Clearly, this grammar can parse only sequences aa and aaa. A simple LR(1) parser (or even LL) can parse these when transformed into an equivalent grammar:

S -> aaA
A -> a | ε

Although these grammars are equivalent, their generated parse trees are different. Consider, for the sequence aaa:

    S          S
   / \        / \
  A  aa      aa  A
  |              |
  a              a

Grammars determine whether a sequence is part of a language, instead of providing the parse tree that represents it in the language. The un-transformed grammar cannot parse the sequence (without greater look-ahead); While the transformed grammar can parse it, but builds an invalid parse tree.

How would one go about building a parse tree for a sequence - whose (context-free) grammar can (untransformed) not be represented by an LR-parser?

2
This questions is quite theoretical and as such I believe it belongs to Computer Science SO site.sophros

2 Answers

0
votes

If a grammar has no LR(1) parser, you need to use a different parsing algorithm. In this case, you could use an LR(3) parser. Or you could (in general) use an Earley or GLR parser, which have no lookahead limitations.

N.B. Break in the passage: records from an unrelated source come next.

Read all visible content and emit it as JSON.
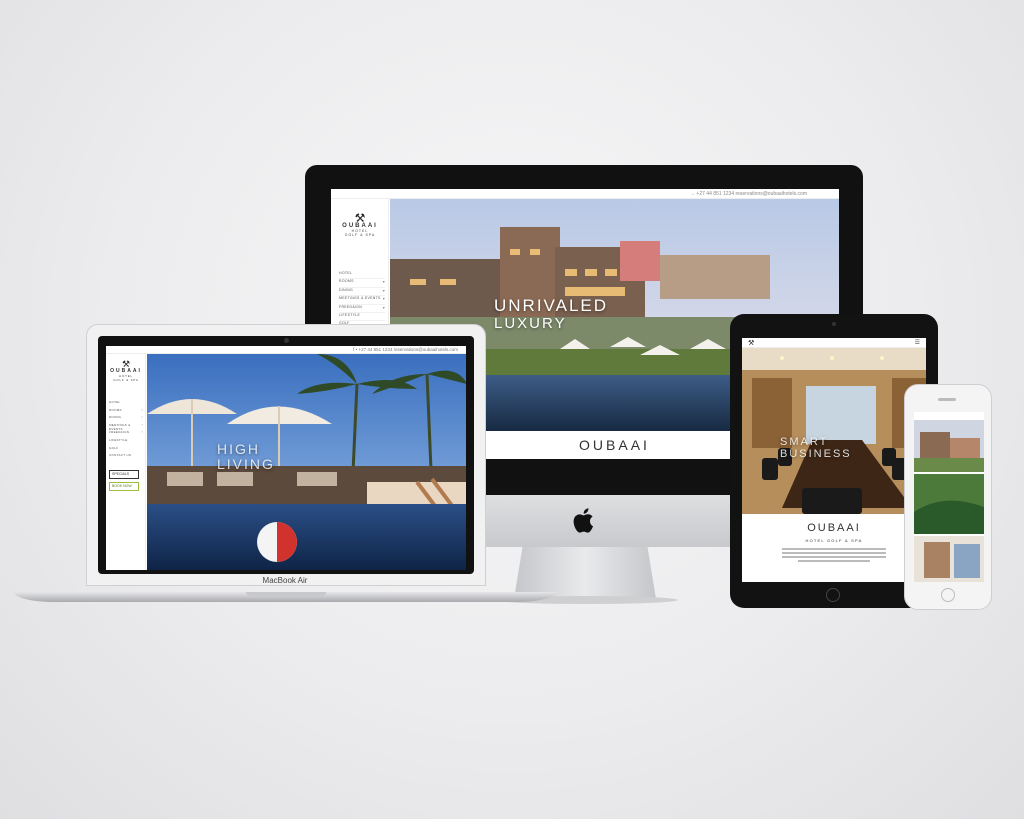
{
  "imac": {
    "topbar": "→ +27 44 851 1234   reservations@oubaaihotels.com",
    "logo": {
      "mark": "⚒",
      "name": "OUBAAI",
      "sub1": "HOTEL",
      "sub2": "GOLF & SPA"
    },
    "nav": [
      {
        "label": "HOTEL",
        "caret": ""
      },
      {
        "label": "ROOMS",
        "caret": "▾"
      },
      {
        "label": "DINING",
        "caret": "▾"
      },
      {
        "label": "MEETINGS & EVENTS",
        "caret": "▾"
      },
      {
        "label": "FREEDAIGN",
        "caret": "▾"
      },
      {
        "label": "LIFESTYLE",
        "caret": ""
      },
      {
        "label": "GOLF",
        "caret": ""
      },
      {
        "label": "CONTACT US",
        "caret": ""
      }
    ],
    "specials_label": "SPECIALS",
    "hero_line1": "UNRIVALED",
    "hero_line2": "LUXURY",
    "footer_brand": "OUBAAI"
  },
  "macbook": {
    "topbar": "f  •  +27 44 851 1234   reservations@oubaaihotels.com",
    "logo": {
      "mark": "⚒",
      "name": "OUBAAI",
      "sub1": "HOTEL",
      "sub2": "GOLF & SPA"
    },
    "nav": [
      {
        "label": "HOTEL",
        "caret": ""
      },
      {
        "label": "ROOMS",
        "caret": "›"
      },
      {
        "label": "DINING",
        "caret": "›"
      },
      {
        "label": "MEETINGS & EVENTS",
        "caret": "›"
      },
      {
        "label": "FREEDAIGN",
        "caret": "›"
      },
      {
        "label": "LIFESTYLE",
        "caret": ""
      },
      {
        "label": "GOLF",
        "caret": ""
      },
      {
        "label": "CONTACT US",
        "caret": ""
      }
    ],
    "specials_label": "SPECIALS",
    "second_label": "BOOK NOW",
    "hero_line1": "HIGH",
    "hero_line2": "LIVING",
    "device_label": "MacBook Air"
  },
  "ipad": {
    "hero_line1": "SMART",
    "hero_line2": "BUSINESS",
    "brand": "OUBAAI",
    "sub": "HOTEL GOLF & SPA"
  },
  "colors": {
    "accent_green": "#9bbf3c",
    "brand_dark": "#333333"
  }
}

I think your question has to do with recovering the original parse from the results of a parse with a transformed grammar. This will depend on the transformation algorithm.

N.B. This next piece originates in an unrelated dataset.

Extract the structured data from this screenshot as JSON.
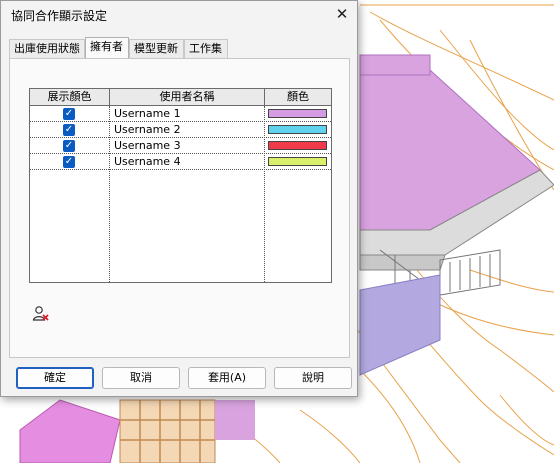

In the example you provide, I think you're using the left-recursion-elimination transformation; this procedure does not preserve derivations, so as far as I know there is no algorithm for recovering the original parse.

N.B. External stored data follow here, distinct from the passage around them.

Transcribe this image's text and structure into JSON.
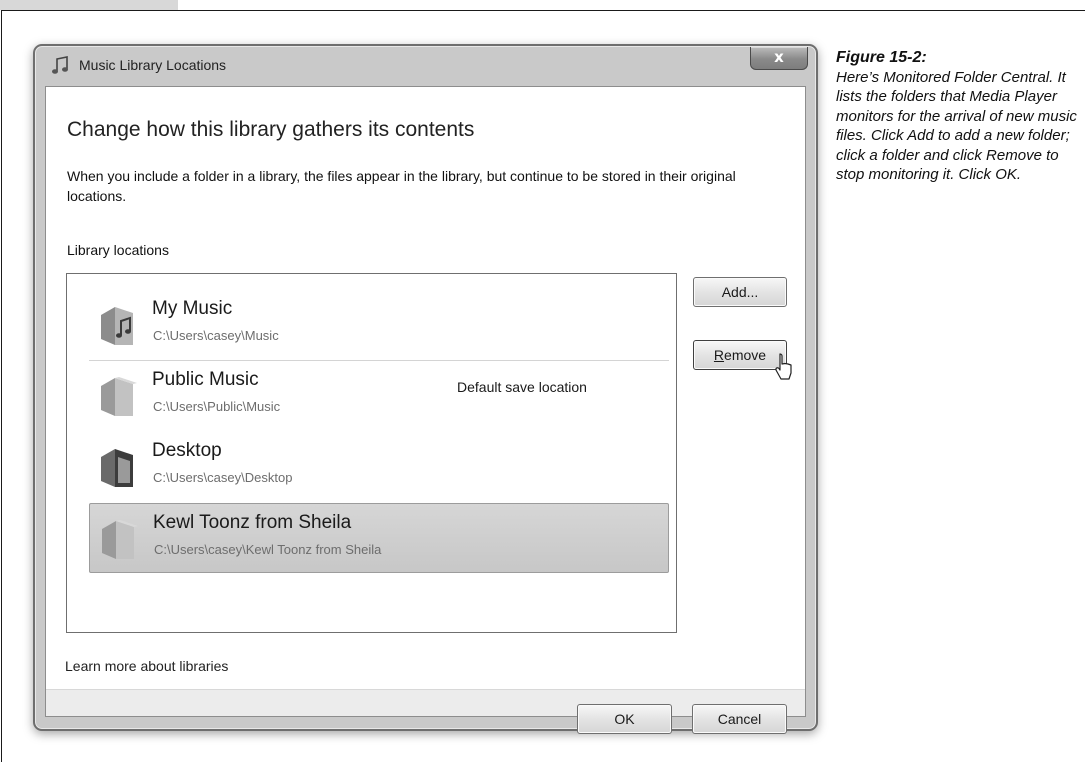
{
  "window": {
    "title": "Music Library Locations",
    "close_label": "x"
  },
  "dialog": {
    "heading": "Change how this library gathers its contents",
    "description": "When you include a folder in a library, the files appear in the library, but continue to be stored in their original locations.",
    "locations_label": "Library locations",
    "learn_more": "Learn more about libraries"
  },
  "locations": [
    {
      "name": "My Music",
      "path": "C:\\Users\\casey\\Music",
      "note": "",
      "icon": "music-folder-icon",
      "selected": false
    },
    {
      "name": "Public Music",
      "path": "C:\\Users\\Public\\Music",
      "note": "Default save location",
      "icon": "folder-icon",
      "selected": false
    },
    {
      "name": "Desktop",
      "path": "C:\\Users\\casey\\Desktop",
      "note": "",
      "icon": "desktop-folder-icon",
      "selected": false
    },
    {
      "name": "Kewl Toonz from Sheila",
      "path": "C:\\Users\\casey\\Kewl Toonz from Sheila",
      "note": "",
      "icon": "folder-icon",
      "selected": true
    }
  ],
  "buttons": {
    "add": "Add...",
    "remove_underlined": "R",
    "remove_rest": "emove",
    "ok": "OK",
    "cancel": "Cancel"
  },
  "caption": {
    "title": "Figure 15-2:",
    "text": "Here’s Monitored Folder Central. It lists the folders that Media Player monitors for the arrival of new music files. Click Add to add a new folder; click a folder and click Remove to stop monitoring it. Click OK."
  },
  "colors": {
    "window_frame": "#c9c9c9",
    "selection": "#cfcfcf",
    "footer": "#ececec"
  }
}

There is a different transformation which can be used to construct an LR(1) grammar from.an LR(k) grammar if the value of k is known. That transformation is reversible. However, it's not usually considered practical because it effectively encodes the LR(k) machine into the grammar rules, leading to a massive blow-up of the grammar. It would be equivalent to use a real LR(k) parser, which also has a huge automaton.

0
votes

First, I would say, "Grammars determine whether a sequence is a sentence of a language. You then say that the transformed grammar builds an invalid parse tree. I would say that it builds a different parse tree, which may or may not be useful. But, to your question about building a parse tree from a non-LR grammar. Consider the following grammar that is not LR(k) for any k because it is ambiguous:

E -> E + E | E * E | number

For example:

7 * 4 + 3

There are two distinct parse trees you can build from this sentence precisely due to the ambiguity in the grammar (really this is the definition of an ambiguous grammar). So, the answer to your question is that I wouldn't know how to in the general case.